André Magrinho, Professor universitário, doutorado em gestão | andre.magrinho54@gmail.com

Sendo certo que a crise sanitária associada à COVID 19, está bastante mais aliviada com o forte progresso na taxa de vacinação, como é o caso de Portugal, eis que efeitos colaterais se fazem sentir com enorme estrondo: escassez de produtos e de matérias-primas a par de aumentos vertiginosos nos preços. É a tempestade perfeita, tanto mais que não existem soluções imediatas.

Na indústria automóvel é sobretudo a falta de chips que mais penaliza o setor. Na construção civil é a escassez de alumínio, cobre e aço, a par do vidro, madeiras, painéis solares e muitos outros. No entretenimento, particularmente nos jogos, é também a falta de chips o principal problema. Na alimentação, o incremento do consumo e as más colheitas, onde se releva o aumento vertiginoso dos preços do trigo, do café, entre outros, pode vir a ter um impacto muito forte nos bolsos do consumidor. No têxtil, cujas exportações são muito importantes para a economia portuguesa, o forte aumento nos preços da energia, combustíveis, fretes marítimos e falta de matéria-prima, pode, em parte, comprometer o nível de retoma esperada da economia. No comércio marítimo, sentem-se dificuldades de transportes, como engarrafamentos nos portos, escassez de contentores e de matérias-primas e os custos a dispararem: a importação de um contentor que há cerca de um ano e meio poderia custar cerca de 500 dólares, pode custar atualmente 10 a 15 mil dólares. No mobiliário, com importância significativa na economia de algumas regiões do país, a escassez de madeira de pinho, pode vir a constituir um grande problema. Em setores associados à moda, como as confeções e o calçado, o tempo de entrega e a escassez, o forte aumento de preços de matérias primas que entram na produção, como por exemplo o algodão, estão a criar fortes constrangimentos. Até no setor do papel, a subida vertiginosa de preços associada também à crise energética e dificuldades nas cadeias de abastecimento está a criar problemas ao setor livreiro e de media. São apenas alguns exemplos, do que está a acontecer em muitas das cadeias de abastecimento, afetando muito significativamente a Europa, mas fazendo-se sentir por todo o mundo ocidental.

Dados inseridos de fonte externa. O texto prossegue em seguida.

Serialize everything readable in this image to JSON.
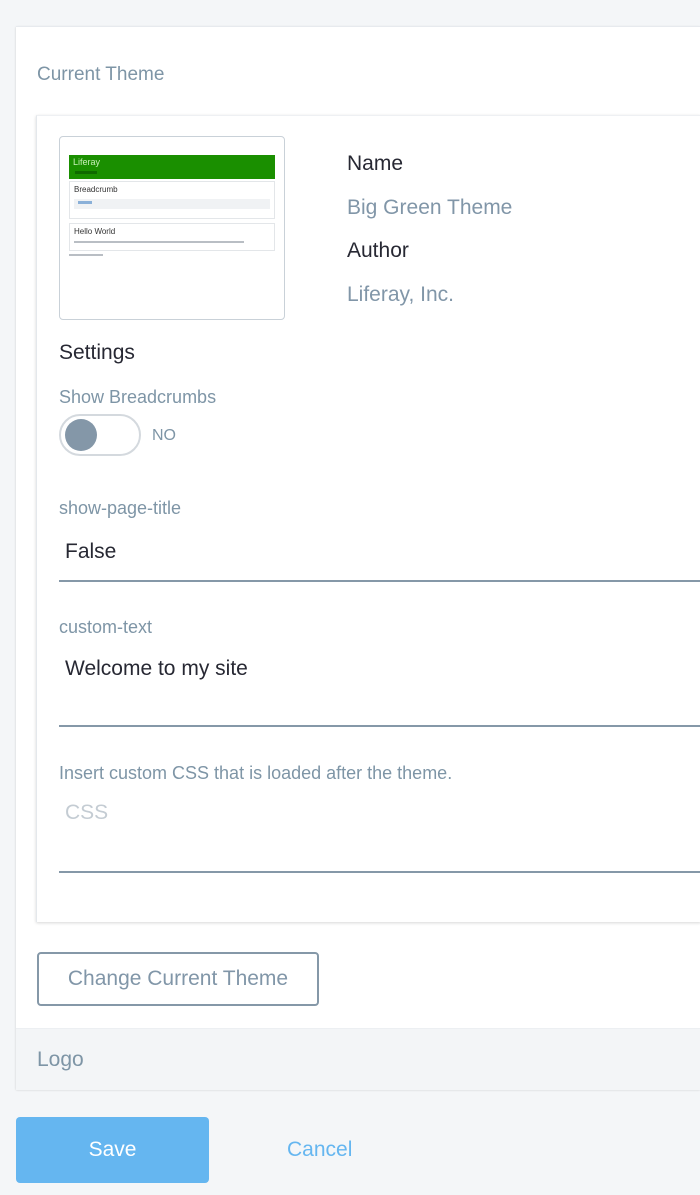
{
  "current_theme": {
    "section_title": "Current Theme",
    "thumbnail": {
      "logo_text": "Liferay",
      "breadcrumb_title": "Breadcrumb",
      "content_title": "Hello World"
    },
    "name_label": "Name",
    "name_value": "Big Green Theme",
    "author_label": "Author",
    "author_value": "Liferay, Inc.",
    "settings_title": "Settings",
    "show_breadcrumbs_label": "Show Breadcrumbs",
    "show_breadcrumbs_state": "NO",
    "show_page_title_label": "show-page-title",
    "show_page_title_value": "False",
    "custom_text_label": "custom-text",
    "custom_text_value": "Welcome to my site",
    "css_label": "Insert custom CSS that is loaded after the theme.",
    "css_placeholder": "CSS",
    "change_button": "Change Current Theme"
  },
  "logo_section": {
    "title": "Logo"
  },
  "actions": {
    "save": "Save",
    "cancel": "Cancel"
  },
  "colors": {
    "accent": "#65b6f0",
    "theme_green": "#1a8f00",
    "muted_text": "#7e95a6"
  }
}
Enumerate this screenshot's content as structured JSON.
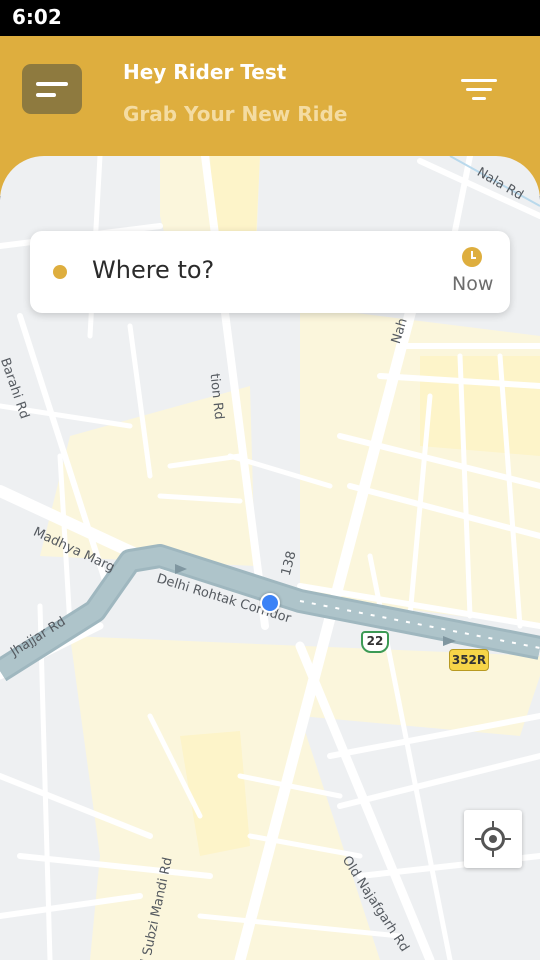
{
  "status_bar": {
    "time": "6:02"
  },
  "header": {
    "greeting": "Hey Rider Test",
    "subtitle": "Grab Your New Ride"
  },
  "search": {
    "placeholder": "Where to?",
    "schedule_label": "Now"
  },
  "map": {
    "road_labels": [
      "Nala Rd",
      "tion Rd",
      "Nah",
      "Barahi Rd",
      "Madhya Marg",
      "Delhi Rohtak Corridor",
      "138",
      "Jhajjar Rd",
      "Old Najafgarh Rd",
      "d Subzi Mandi Rd"
    ],
    "shields": [
      "22",
      "352R"
    ]
  },
  "colors": {
    "accent": "#deae3e",
    "menu_button": "#8e7a3f",
    "location_dot": "#3b82f6",
    "corridor": "#a9c1c8"
  }
}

Como se explica tudo isto? São várias as razões. Desde logo, o rescaldo da COVID 19, que ao provocar simultaneamente um choque na procura e na oferta, torna agora muito difícil uma resposta a um crescimento rápido da procura global. A Ásia começou a recuperar primeiro e a absorver os stocks de matérias-primas e produtos existentes, alguns custos associados ao imperativo da transição energética, que levaram ao desinvestimento na exploração de hidrocarbonetos, sem resposta equivalente por parte das energias renováveis, também explicam alguma da subida de preços do petróleo e do gás, a que também não são indiferentes fatores de natureza geopolítica. As guerras comerciais que têm vindo a emergir, sobretudo entre os EUA e a China também explicam uma parte do que está a suceder. Mas, o que é menos compreensível é que, a partir dos anos oitenta do século passado, as deslocalizações industriais de uma parte muito significativa das indústrias de mão de obra intensiva, e bem assim, o crescimento generalizado das cadeias globais de valor, em particular as cadeias de abastecimento, tenha descurado completamente os imperativos mínimos de segurança económica, como se constatou logo no início da pandemia, como se os Estados, mesmo os mais poderosos, como os EUA e a Europa, tivessem deixado de pensar e de ter inteligência estratégica. E, na verdade, não existem atalhos a curto prazo para muitos dos problemas criados.